Speaker
Description
Lithium-sulfur (Li-S) batteries are an attractive Li-ion alternative that provides large capacity
(1672 mAhg−1) and energy density (2500 Wh kg−1) while also being low cost, earth-abundant,and lightweight [1–3]. Li/S suffers from the low conductivity of S and the solubility of intermediary polysulfide species during cycling. It has been reported that Se and mixed SexSy represent an attractive new class of cathode materials with promising electrochemical
performance in reactions with both Li and Na ions [4]. Notably, unlike existing Li/S batteries
that only operate at high temperature, these new Se and Li/SexSy electrodes are capable of room temperature cycling. In order to study large systems and impact of temperature effectively, empirical interatomic potentials of Li2S and Li2Se were derived and validated against available experimental and calculated structure, elastic properties and phonon spectra. In addition, complex high temperature transformations and melting of Li2S and Li2Se were reproduced, as deduced from molecular dynamics simulations. Furthermore, cluster expansion and Monte-Carlo simulations were employed to determine phase changes and high temperature properties of mixed Li2S-Se. The former generated 42 new stable multi-component Li2S-Se structures and ranked metastable structures by enthalpy of formation. Monte Carlo simulations produced thermodynamic properties of Li2S-Se system for the entire range of Se concentrations obtained from cluster expansion and it demonstrated that Li2S-Se is a phase separating system at 0K but changes to mixed system at approximately 350K which was confirmed by constructed by phase diagram of Li2S-Se system.

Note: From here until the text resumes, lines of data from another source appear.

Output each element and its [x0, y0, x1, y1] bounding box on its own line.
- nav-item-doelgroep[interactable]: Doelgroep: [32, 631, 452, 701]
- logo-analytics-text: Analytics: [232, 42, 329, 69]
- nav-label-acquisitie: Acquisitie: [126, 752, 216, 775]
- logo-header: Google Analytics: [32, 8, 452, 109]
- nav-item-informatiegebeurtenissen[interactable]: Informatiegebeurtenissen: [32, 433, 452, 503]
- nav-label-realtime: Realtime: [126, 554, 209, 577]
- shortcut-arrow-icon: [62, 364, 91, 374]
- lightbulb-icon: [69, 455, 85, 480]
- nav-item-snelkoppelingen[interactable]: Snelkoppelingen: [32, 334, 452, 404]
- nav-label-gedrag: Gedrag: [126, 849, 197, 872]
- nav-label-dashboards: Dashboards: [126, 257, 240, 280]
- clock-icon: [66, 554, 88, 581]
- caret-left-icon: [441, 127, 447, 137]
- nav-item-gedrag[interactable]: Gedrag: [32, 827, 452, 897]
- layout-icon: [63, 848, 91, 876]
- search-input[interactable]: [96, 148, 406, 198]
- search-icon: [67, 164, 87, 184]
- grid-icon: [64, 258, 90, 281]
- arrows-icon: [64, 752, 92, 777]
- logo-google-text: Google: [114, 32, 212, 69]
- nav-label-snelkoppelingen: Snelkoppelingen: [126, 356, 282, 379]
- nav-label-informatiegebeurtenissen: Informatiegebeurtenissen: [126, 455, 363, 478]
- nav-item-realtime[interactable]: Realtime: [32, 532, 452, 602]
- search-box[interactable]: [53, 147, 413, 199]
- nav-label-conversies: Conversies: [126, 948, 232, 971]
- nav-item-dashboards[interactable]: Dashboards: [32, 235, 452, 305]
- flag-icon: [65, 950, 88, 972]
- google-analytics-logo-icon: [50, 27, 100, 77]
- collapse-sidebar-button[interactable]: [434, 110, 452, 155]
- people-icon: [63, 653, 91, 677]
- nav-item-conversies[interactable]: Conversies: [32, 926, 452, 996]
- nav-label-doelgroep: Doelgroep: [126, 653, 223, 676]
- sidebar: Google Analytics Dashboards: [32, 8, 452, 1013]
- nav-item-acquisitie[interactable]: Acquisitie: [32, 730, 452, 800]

It was finally demonstrated that molecular dynamics and Monte Carlo simulations techniques yield consistent results on phase separation and high temperature behavior of Li2S-Se at 50% of sulphur and selenium. This work involved a series of computational codes such as DL_POLY, LAMMPS, VASP, Monte Carlo, Cluster Expansion, Material Studio and GULP. High performance computing played a significant role in terms of time taken to complete the calculations. UNCLE code which is within MedeA environment which handles complex systems there was an initial benchmark between local cluster and CHPC Lengau which we found out that the latter produced fast and accurate results.
References:
[1] P. G. Bruce, S. A. Freunberger, L. J. Hardwick, and J.M. Tarascon, Nat. Mater. 11 (2011)
19-29.
[2] L. F. Nazar, M. Cuisinier, and Q. Pang, MRS Bull. 39 (2014) 436-442.
[3] S. Zhang, K. Ueno, K. Dokko, and M. Watanabe, Adv. Energy Mater. 5 (2015) 1500117
[4] S. Xin, L. Yu, Y. You, H.P. Cong, Y.X. Yin, X.L Du, Y.G. Guo, S.H. Yu, Y. Cui, and J.B.
Goodenough, Nano Lett. 16 (2016) 4560–4568.